There was various talk that this result might in general be a consequence of the Baire Category Theorem. I think this is overkill. Firstly, there is a straightforward proof for the reals which I will give at the end. Secondly, if anything it is a lemma required for the proof of BCT. This result is often called Cantor’s Lemma.

Lemma (Cantor): Let X be a complete metric space, and let $F_1\supset F_2\supset\ldots$ be a nested sequence of non-empty closed subsets of X with $\text{diam}(F_n)\rightarrow 0$. There there exists $x\in X$ such that

$\cap F_n=\{x\}.$

Translation: for ‘complete metric space’ think ‘the reals’ or $\mathbb{R}^d$. The diameter is, unsurprisingly, the largest distance between two points in the set. For reasons that I won’t go into, the argument for the olympiad question gave $\text{diam}(F_{n+1})\leq \frac12\text{diam}(F_n)$ so this certainly holds here.

Proof: With reference to AC if necessary, pick an element $x_n\in F_n$ for all n. Note that by nesting, $x_m\in F_n\;\forall n\leq m$. As a result, for m>n the distance $d(x_n,x_m)\leq \text{diam}(F_n)$. This tends to 0 as n grows. The definition of complete is that such a sequence then has a limit point x.

Informally, completeness says that if a sequence of points get increasingly close, they must tend towards a point in the set. This is why it doesn’t work for the rationals. You can have a sequence of rationals that get very close together, but approach a point not in the set, eg an irrational. We use the definition of closed sets in terms of sequences: if the sequence is within a closed set, then the limit is too. This could only go wrong if we ‘leaked onto the boundary’ in the limit, but for a closed set, the boundary is in the set.
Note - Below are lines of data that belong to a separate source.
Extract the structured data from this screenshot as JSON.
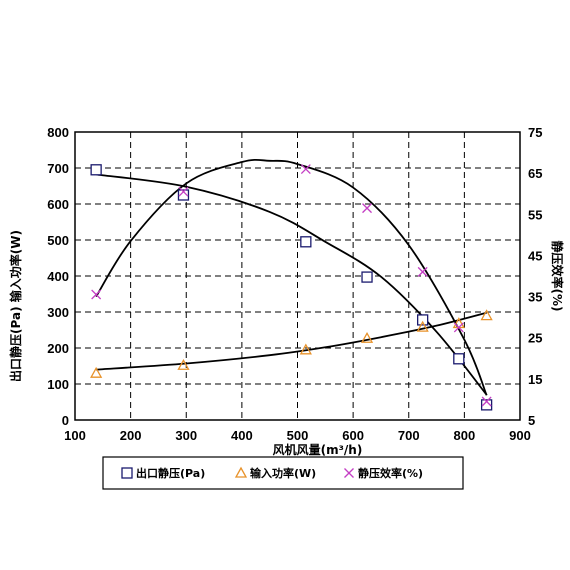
{
  "chart_data": {
    "type": "line",
    "title": "",
    "xlabel": "风机风量(m³/h)",
    "ylabel_left": "出口静压(Pa) 输入功率(W)",
    "ylabel_right": "静压效率(%)",
    "xlim": [
      100,
      900
    ],
    "ylim_left": [
      0,
      800
    ],
    "ylim_right": [
      5,
      75
    ],
    "x_ticks": [
      100,
      200,
      300,
      400,
      500,
      600,
      700,
      800,
      900
    ],
    "y_left_ticks": [
      0,
      100,
      200,
      300,
      400,
      500,
      600,
      700,
      800
    ],
    "y_right_ticks": [
      5,
      15,
      25,
      35,
      45,
      55,
      65,
      75
    ],
    "grid": true,
    "legend_position": "bottom",
    "series": [
      {
        "name": "出口静压(Pa)",
        "axis": "left",
        "marker": "square",
        "color": "#1a1a6e",
        "x": [
          138,
          295,
          515,
          625,
          725,
          790,
          840
        ],
        "y": [
          695,
          625,
          495,
          397,
          278,
          170,
          42
        ]
      },
      {
        "name": "输入功率(W)",
        "axis": "left",
        "marker": "triangle",
        "color": "#e8922a",
        "x": [
          138,
          295,
          515,
          625,
          725,
          790,
          840
        ],
        "y": [
          130,
          152,
          195,
          227,
          258,
          268,
          290
        ]
      },
      {
        "name": "静压效率(%)",
        "axis": "right",
        "marker": "x",
        "color": "#c43fc4",
        "x": [
          138,
          295,
          515,
          625,
          725,
          790,
          840
        ],
        "y": [
          35.5,
          60.5,
          66,
          56.5,
          41,
          27.5,
          9.5
        ]
      }
    ],
    "trend_curves": [
      {
        "axis": "left",
        "x": [
          138,
          300,
          450,
          550,
          650,
          750,
          840
        ],
        "y": [
          682,
          648,
          578,
          495,
          398,
          245,
          70
        ]
      },
      {
        "axis": "left",
        "x": [
          138,
          300,
          450,
          550,
          650,
          750,
          840
        ],
        "y": [
          140,
          157,
          180,
          202,
          230,
          262,
          298
        ]
      },
      {
        "axis": "right",
        "x": [
          138,
          200,
          300,
          400,
          450,
          500,
          600,
          700,
          800,
          840
        ],
        "y": [
          35,
          48.5,
          62.5,
          67.7,
          68,
          67.2,
          61.5,
          47.5,
          24.5,
          11
        ]
      }
    ]
  }
}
This shows that $x\in F_n$ for each n, and so $x\in\cap_n F_n$. But if there is another point in $\cap_n F_n$, then the distance between them is strictly positive, contradicting the claim that diameter tends to 0. This ends the proof.

Olympiad-friendly version: I think the following works fine as a fairly topology definition-free proof. Consider the sequence of left-boundaries

$a_1\leq a_2\leq a_3\leq \ldots

This sequence is non-decreasing and bounded, so it has a well-defined limit. Why? Consider the supremum. We can’t exceed the sup, but we must eventually get arbitrarily close, by definition of supremum and because the sequence is non-decreasing. Call this limit a. Then do the same for the upper boundaries to get limit b.

If a>b, then there must be some $a_n>b_n$, which is absurd. So we must have some non-empty interval as the intersection. Consideration of the diameter again gives that this must be a single point.